I remember when the scent of a new super ball made me feel like I was on top of the world, or how if I pressed my face to the cracked window and inhaled the gas wafting in as the attendant filled the tank of our car, I felt intensely alive and capable.

Back when the call to wrap things up came as the sun set it seemed so easy to find hope, to really feel it. Of course, back then I didn’t call it hope and I didn’t recognize how dearly I depended on those moments of being uplifted.

I’ve stopped keeping track of how many weeks and months it’s been since I began living in a reality of bracing for the next catastrophe, flinching at the inevitable betrayal, or seething at the people who refuse to believe.

Believe.

It used to be about Santa and goodness, it continues to be about having the courage to believe, but now it’s can people believe the woman speaking up or the stories about a candidate.

Hope.

How I hope that people will believe, but I can’t make it happen—for myself or the next person. Seems to me that believing and hope are coming back to the raw ingredients of being aware and being open.

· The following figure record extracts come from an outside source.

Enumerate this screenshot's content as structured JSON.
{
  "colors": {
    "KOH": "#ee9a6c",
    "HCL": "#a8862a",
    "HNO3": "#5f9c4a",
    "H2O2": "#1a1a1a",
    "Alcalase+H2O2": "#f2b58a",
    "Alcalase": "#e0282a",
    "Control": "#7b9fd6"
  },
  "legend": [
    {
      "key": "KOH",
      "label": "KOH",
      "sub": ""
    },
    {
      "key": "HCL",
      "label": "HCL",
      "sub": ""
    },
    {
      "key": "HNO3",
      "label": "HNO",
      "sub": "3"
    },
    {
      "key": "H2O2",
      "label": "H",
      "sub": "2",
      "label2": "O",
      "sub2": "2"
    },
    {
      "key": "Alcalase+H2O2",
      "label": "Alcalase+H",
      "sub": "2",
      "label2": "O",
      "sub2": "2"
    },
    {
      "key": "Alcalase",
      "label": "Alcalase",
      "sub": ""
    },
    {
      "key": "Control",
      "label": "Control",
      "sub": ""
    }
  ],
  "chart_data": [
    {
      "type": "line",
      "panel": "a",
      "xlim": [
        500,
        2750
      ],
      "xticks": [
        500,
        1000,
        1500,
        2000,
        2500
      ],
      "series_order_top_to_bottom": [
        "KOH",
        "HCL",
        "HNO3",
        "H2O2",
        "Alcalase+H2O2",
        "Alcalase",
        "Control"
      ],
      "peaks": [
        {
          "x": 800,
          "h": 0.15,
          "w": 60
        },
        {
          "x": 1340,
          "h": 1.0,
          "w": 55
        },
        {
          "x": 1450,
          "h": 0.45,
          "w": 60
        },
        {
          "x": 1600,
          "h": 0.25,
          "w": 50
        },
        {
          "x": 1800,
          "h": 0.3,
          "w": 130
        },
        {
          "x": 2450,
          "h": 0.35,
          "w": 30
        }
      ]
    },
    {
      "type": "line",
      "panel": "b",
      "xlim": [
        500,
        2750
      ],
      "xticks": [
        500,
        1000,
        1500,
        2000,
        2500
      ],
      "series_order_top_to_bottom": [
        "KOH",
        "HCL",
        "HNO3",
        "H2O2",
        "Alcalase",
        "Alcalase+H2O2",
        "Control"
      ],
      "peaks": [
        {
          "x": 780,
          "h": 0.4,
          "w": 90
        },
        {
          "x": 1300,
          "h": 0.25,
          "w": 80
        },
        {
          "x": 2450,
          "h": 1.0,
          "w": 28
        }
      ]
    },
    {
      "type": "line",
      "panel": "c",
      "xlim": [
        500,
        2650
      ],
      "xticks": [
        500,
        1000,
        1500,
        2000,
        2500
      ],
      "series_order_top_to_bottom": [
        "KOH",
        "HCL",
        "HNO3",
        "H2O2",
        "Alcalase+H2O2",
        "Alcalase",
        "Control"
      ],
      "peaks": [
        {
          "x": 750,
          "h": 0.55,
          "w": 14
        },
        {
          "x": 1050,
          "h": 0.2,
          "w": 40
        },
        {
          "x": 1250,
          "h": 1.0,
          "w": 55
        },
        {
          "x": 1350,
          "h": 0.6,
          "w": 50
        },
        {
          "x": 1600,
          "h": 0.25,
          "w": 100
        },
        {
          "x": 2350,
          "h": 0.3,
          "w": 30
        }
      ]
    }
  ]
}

Sometimes you need to believe (or be believed) and if you are lucky, something that gives you hope will arrive in the smell that lifts from the shelf in the kitchen as boiling water awakens traces of popped corn in the fibers. It might be a leaf that skitters across the lot and grabs on to your shoe lace and no matter how you kick or swat, that bit of crimson sticks.

I’m not here to lecture, only to marvel at what is out there; good and bad.

If you are trying or struggling,
you aren’t alone.

If you are angry and weary,
you aren’t alone.

If you are trying to force hope or belief,
you aren’t wrong,
but you also aren’t failing.

Wishing you patience and persistence.